Question

Simplify: \(e^{2} \cdot e^{5}=\) ________ ;\(\left(e^{4}\right)^{3}=\) __________.

Short answer

e^{7}, e^{12}

Step-by-step solution

Apply the Product Rule for Exponents

The product rule for exponents states that when multiplying two exponents with the same base, you can add the exponents. For the expression \(e^{2} \times e^{5}\), add the exponents: \(2 + 5 = 7\).Thus,\(e^{2} \times e^{5} = e^{7}\).

Apply the Power Rule for Exponents

The power rule for exponents states that when raising an exponent to another exponent, you multiply the exponents. For the expression \( (e^{4})^{3} \), multiply the exponents: \(4 \times 3 = 12\).Thus, \((e^{4})^{3} = e^{12}\).

Key concepts

Product Rule for Exponents

The product rule for exponents is a fundamental concept in algebra that helps to simplify expressions involving exponents with the same base.
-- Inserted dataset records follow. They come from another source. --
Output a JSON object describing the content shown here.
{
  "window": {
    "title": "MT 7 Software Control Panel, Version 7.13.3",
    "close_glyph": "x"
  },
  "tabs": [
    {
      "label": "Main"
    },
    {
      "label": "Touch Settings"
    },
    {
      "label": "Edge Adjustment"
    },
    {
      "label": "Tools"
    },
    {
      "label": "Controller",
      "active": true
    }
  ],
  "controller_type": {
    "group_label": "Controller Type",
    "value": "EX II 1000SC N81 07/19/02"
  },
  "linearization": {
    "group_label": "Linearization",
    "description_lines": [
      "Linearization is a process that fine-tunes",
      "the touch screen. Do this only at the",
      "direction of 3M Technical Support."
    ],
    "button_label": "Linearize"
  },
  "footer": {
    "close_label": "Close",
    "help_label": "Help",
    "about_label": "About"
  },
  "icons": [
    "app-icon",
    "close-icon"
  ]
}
According to this rule, when you multiply two exponents that have the same base, you can add their exponents together.

For example, in the expression e^{2} \times e^{5}, both exponents share the same base e. To simplify this expression, you add the exponents:

\[e^{2} \times e^{5} = e^{2+5} = e^{7}\]

This rule is incredibly useful when dealing with more complex exponential expressions, as it allows you quickly to reduce them to simpler forms. Always remember: only apply this rule when the bases are the same.

Power Rule for Exponents

The power rule for exponents is another vital principle in algebra. This rule states that when you raise an exponent to another exponent, you multiply the exponents.

For example, if you have the expression (e^{4})^{3}, you raise the base e with an exponent of 4 to the power of 3. According to the power rule, you multiply the exponents together:

\[(e^{4})^{3} = e^{4 \times 3} = e^{12}\]

This rule helps to simplify expressions where exponents are nested within other exponents, making it easier to manage and solve complex mathematical problems.

Simplifying Exponents

Simplifying exponents involves using rules such as the product and power rule to make complex expressions more manageable. Combining these rules allows you to rewrite exponents in ways that are easier to understand and work with.

For instance, we have the exercise:

• Simplify e^{2} \times e^{5}; Applying the product rule: \[e^{2} \times e^{5} = e^{7}\]
• Simplify (e^{4})^{3}; Applying the power rule: \[(e^{4})^{3} = e^{12}\]

By consistently using these rules, you can simplify a wide range of exponential expressions. Always take your time to identify which rule applies to the situation at hand to ensure correct simplification.